Quote:
|
Originally Posted by Nimetic
And here's a problem you may not have thought of... I've been in internet cafes that have security cameras. How easy would it be to replay the keystrokes there.
|
Though you're correct in the existence of keyloggers,
Necrosis, I assumed, was talking about using your own laptop in a WiFi hotspot facility. Stil a camera would accomplish the same.
Keyloggers are a security risk everywhere (and probably a common thing after a hacker has had access to your system). Keyloggers record all keystrokes, and with a little guesswork you can easily derive usernames and passwords from them.
However, a keylogger would not do anybody any good with my online banking service. I have to enter a one-time key sequence to gain access. That sequence cannot be re-used. (this is for reading my account status). For modifying my accounts (payments, banktransfers, and such) I need to use a physical 'calculator' to calculate an answer to the key sequence the bank gives me.
This solves several things:
- the system is based on the very secure
something you know and something you posess system. The 'calculator' needs your bank card for it's calculations and won't work without a PIN. (hence you
know the PIN number, and you
posess your bankcard.) This defeats reading over shoulders or stealing your bankcard, a thief needs to do both.
(The 'calculator' itself is universal for all accounts. So stealing the PIN and bankcard is enough to "own" the account.)
- Proxy based (fishing) attack. Since the patching of a few browsers, fishing attacks are more difficult. The bank actually warns me to look at the browser address bar to verify that I'm actually communicating with the bank.
- Reading my log-in sequence will only allow an attacker to view my account status. (note: this would actually help me, as he/she can confim I don't have any money
)
- There is a single attack vector that would work**. But it requires a huge amount of preparation, access to the network and physical or hacked access to the PC to make work. And even then, I've noticed that the bank is not easily fooled.

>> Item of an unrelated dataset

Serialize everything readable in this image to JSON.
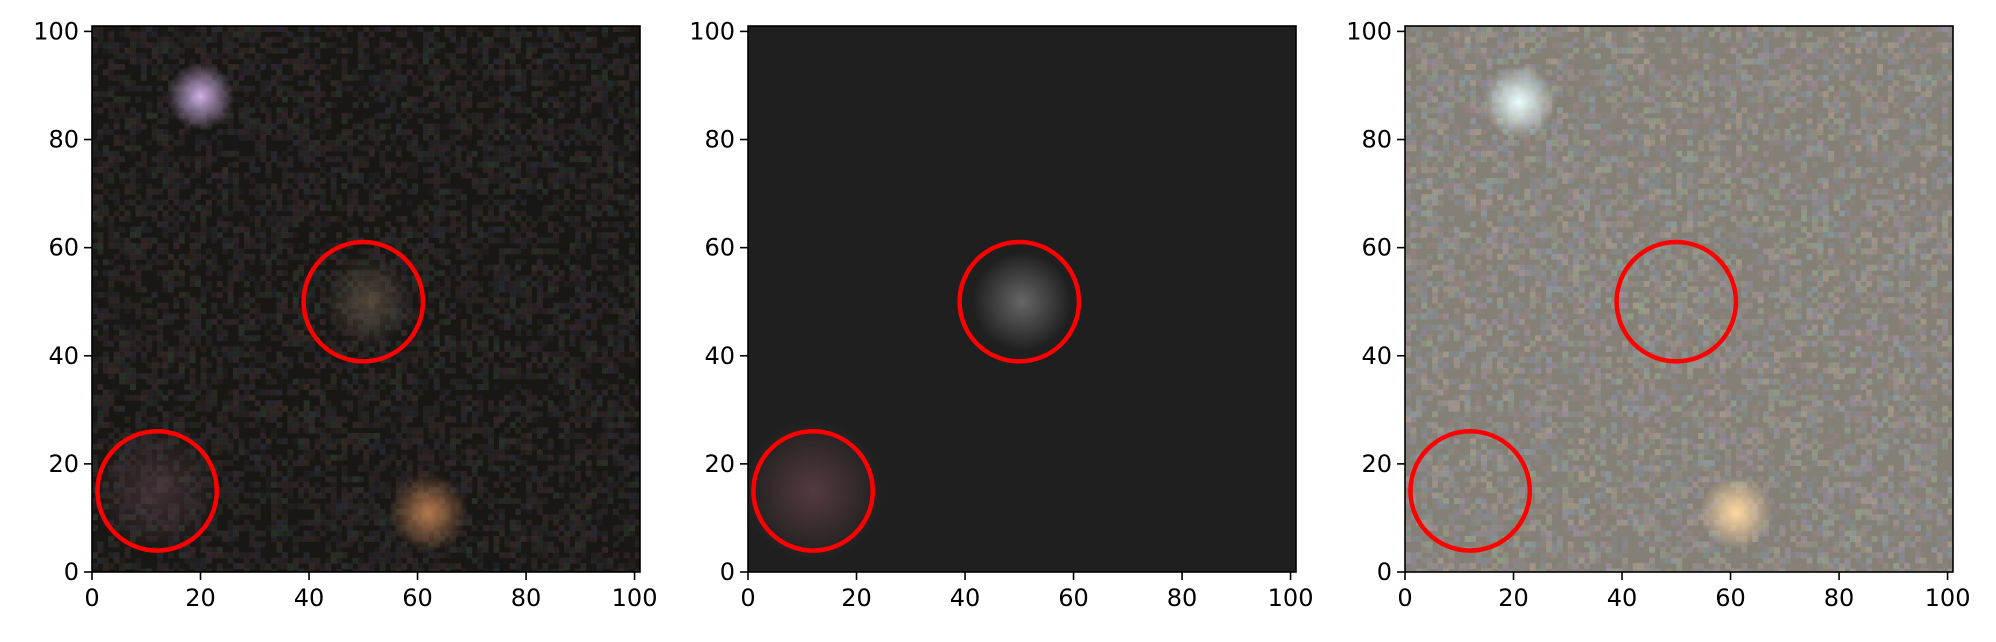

Trust me, the banks are very security minded (sometimes freakishly so), and, at least around here, will not implement a banking system prone to easy attacks. The thing is, banks rely on one thing: public trust. If public trust diminishes the entire banking system is at risk. Security issues are therefore dealt with swiftly.
Cheers!
** I haven't tried or researched into this attack vector. It might very well not be possible. But since the system has been put in place a couple of years ago, its been on my mind that it probably is possible, but very difficult to pull off, only work on 1 PC at a time, and will not fool a vigilant user.